Дора. Тут что-то таинственное… Всех влечет к нему…
Александр. Теперь особенно.
Дора. Да, теперь особенно… Третий день, как он приехал, и все здесь стало мне казаться значительно важнее…
Александр. Такое же точно впечатление и у меня, Дора. Все как-то выросло в моих глазах. И самого себя я чувствую как бы более важным и ценным. (Подумав.) Он что-то важное делает, Дора, огромное… И на меня это действует необычайно.
Дора (вполголоса). Вам не кажется, что он… приехал проститься?..
Александр (горячо). Да-да, Дора! Он за этим приехал!.. Он молчалив — и никогда так не волновал он меня самыми пламенными речами своими, как волнует теперь молчанием… Смотрю я на него, и все он мне кажется там… (указывает наверх) высоко… И не могу вам сказать, Дора, до какой степени это меня возвышает… Совсем новые чувства являются, новые мысли. Кажется, даже слова приходят теперь такие, каких никогда раньше не употреблял. Это прямо вдохновение какое-то.
Дора. Это удивительно, Александр, мы с вами переживаем совершенно одинаковые настроения.

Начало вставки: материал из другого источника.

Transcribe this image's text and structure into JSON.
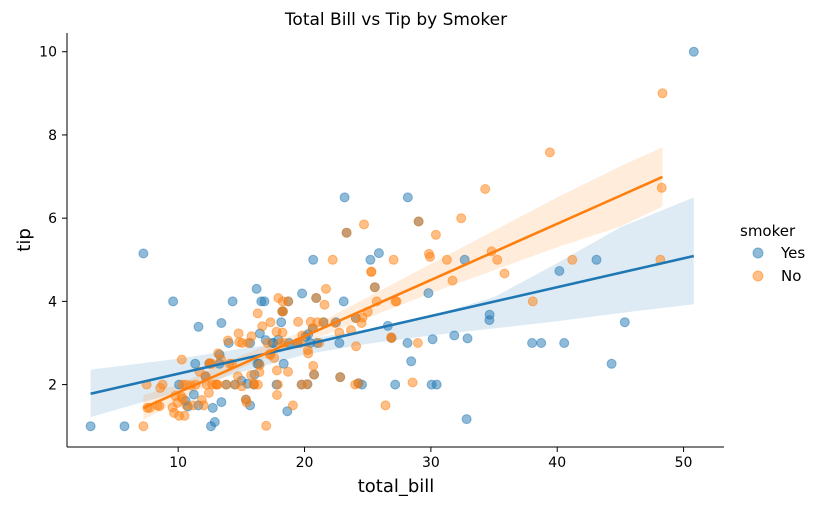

Александр. Я вижу, Дора, я понимаю… Манус идет на огромное дело… на великое… на дело, которое принесет сразу смерть и бессмертие. (Все сильнее и сильнее увлекаясь.) И я завидую ему. О, как я ему завидую! Всей душой моей радуюсь за него, всем сердцем моим благословляю его — и завидую, завидую безмерно!
Дора (в радостном изумлении схватывает его за руку). Что вы говорите, Александр!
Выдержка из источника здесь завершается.